Desjardins n’a pas écouté la police
Des policiers assurent avoir averti l’institution de ne pas alerter le suspect du vol de données
L’enquête criminelle sur le mégavol de données personnelles de plus de 4 millions de clients de Desjardins pourrait avoir été compromise parce que l’institution bancaire a alerté le principal suspect, même si la police lui avait clairement dit de ne pas le faire.
En mai 2019, la police de Laval, qui avait amorcé l’enquête « Projet Glaive » suite à des signalements de fraude sur son territoire, a servi une sérieuse mise en garde à Desjardins.
L’institution financière avait alors identifié son ex-employé Sébastien Boulanger-dorval comme l’auteur présumé du vol. Elle désirait récupérer l’ordinateur portable du suspect, ce qui aurait pu lui mettre la puce à l’oreille quant au fait qu’il faisait l’objet d’une enquête.
« NE PAS NUIRE À L’ENQUÊTE »
Le sergent-détective Patrick French, de la police de Laval, s’est alors objecté « fortement à toute action que Desjardins pourrait entreprendre, et ce, compte tenu de l’enquête policière en cours », peut-on lire dans une série d’affidavits rendus disponibles hier par le Directeur des poursuites criminelles et pénales (DPCP).
« [Le policier] répète à plusieurs reprises qu’aucune démarche à l’égard de cet employé ne doit être conduite sans l’accord explicite d’un représentant du Service de police de
Laval, dans le but de ne pas nuire à l’enquête », selon les dénonciations de sa collègue Marie-line Bélair, elle-même sergente-détective à la police de Laval.
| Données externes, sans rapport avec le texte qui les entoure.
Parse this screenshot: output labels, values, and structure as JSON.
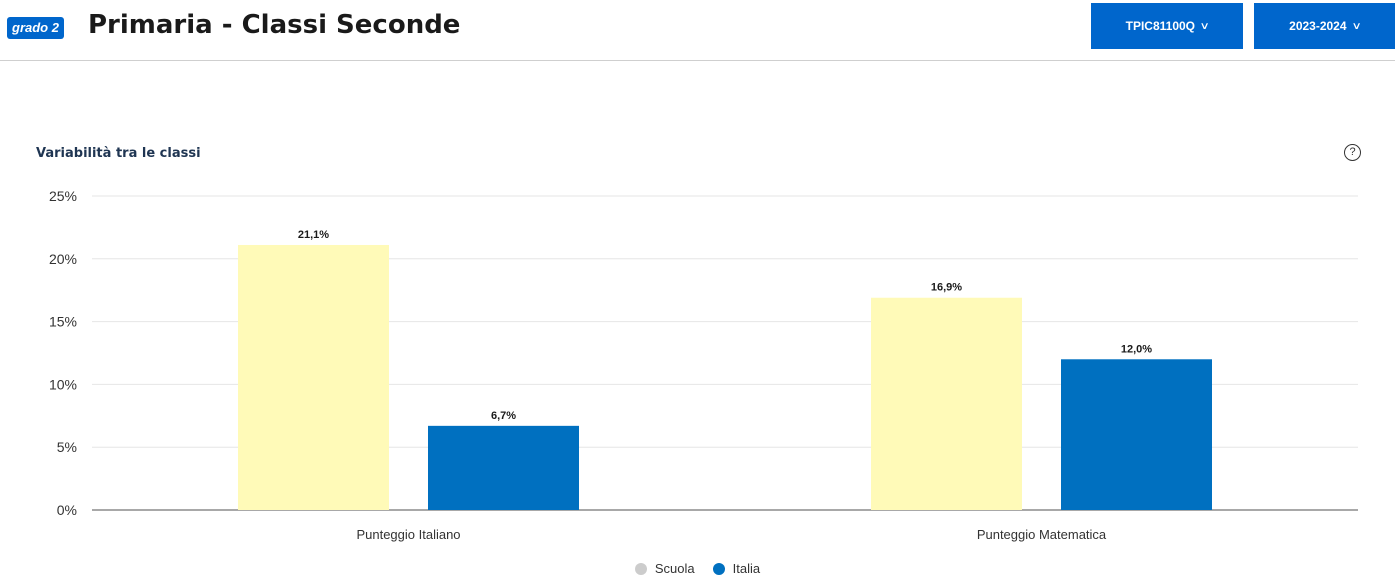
{
  "header": {
    "grade_badge": "grado 2",
    "title": "Primaria - Classi Seconde",
    "school_selector": {
      "label": "TPIC81100Q"
    },
    "year_selector": {
      "label": "2023-2024"
    },
    "accent_color": "#0066cc"
  },
  "chart": {
    "help_icon": "question-circle-icon"
  },
  "chart_data": {
    "type": "bar",
    "title": "Variabilità tra le classi",
    "categories": [
      "Punteggio Italiano",
      "Punteggio Matematica"
    ],
    "series": [
      {
        "name": "Scuola",
        "values": [
          21.1,
          16.9
        ],
        "labels": [
          "21,1%",
          "16,9%"
        ],
        "color": "#fffab8",
        "legend_color": "#cccccc"
      },
      {
        "name": "Italia",
        "values": [
          6.7,
          12.0
        ],
        "labels": [
          "6,7%",
          "12,0%"
        ],
        "color": "#0070c0",
        "legend_color": "#0070c0"
      }
    ],
    "ylim": [
      0,
      25
    ],
    "yticks": [
      0,
      5,
      10,
      15,
      20,
      25
    ],
    "ytick_labels": [
      "0%",
      "5%",
      "10%",
      "15%",
      "20%",
      "25%"
    ],
    "grid": true,
    "legend": "bottom-center"
  }
}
Malgré cette mise en garde, Desjardins a entrepris plusieurs démarches dans les jours suivants, dont la fouille du bureau de Boulanger-dorval, à Lévis, et la saisie de documents sur les lieux.
Les policiers en auraient été avisés a posteriori, lit-on dans les documents dont plusieurs passages ont été caviardés par la Couronne et par Desjardins.
CLIMAT DE MÉFIANCE
Au cours des derniers mois, plusieurs reportages ont fait état de difficultés de collaboration entre la police et Desjardins. En février, notre Bureau d’enquête citait une source bien au fait du dossier, qui déplorait « un fort climat de méfiance entre Desjardins et les policiers qui enquêtent sur le vol massif de données ».
Nous révélions également que la Sûreté du Québec (SQ) avait passé quatre jours cet hiver à perquisitionner les bureaux de Desjardins au centre-ville de Montréal.
Les policiers avaient alors saisi la Cour supérieure de la possibilité que Desjardins refuse de leur remettre certains documents utiles à l’enquête, en invoquant le privilège avocat-client.
Le PDG de Desjardins Guy Cormier s’était alors défendu en assurant avoir demandé à tous ses employés de collaborer avec la police.
En juin 2020, le 98,5 FM et La Presse ont également cité des policiers mécontents, selon qui l’institution financière était davantage intéressée à « protéger son image » qu’à permettre l’arrestation des suspects.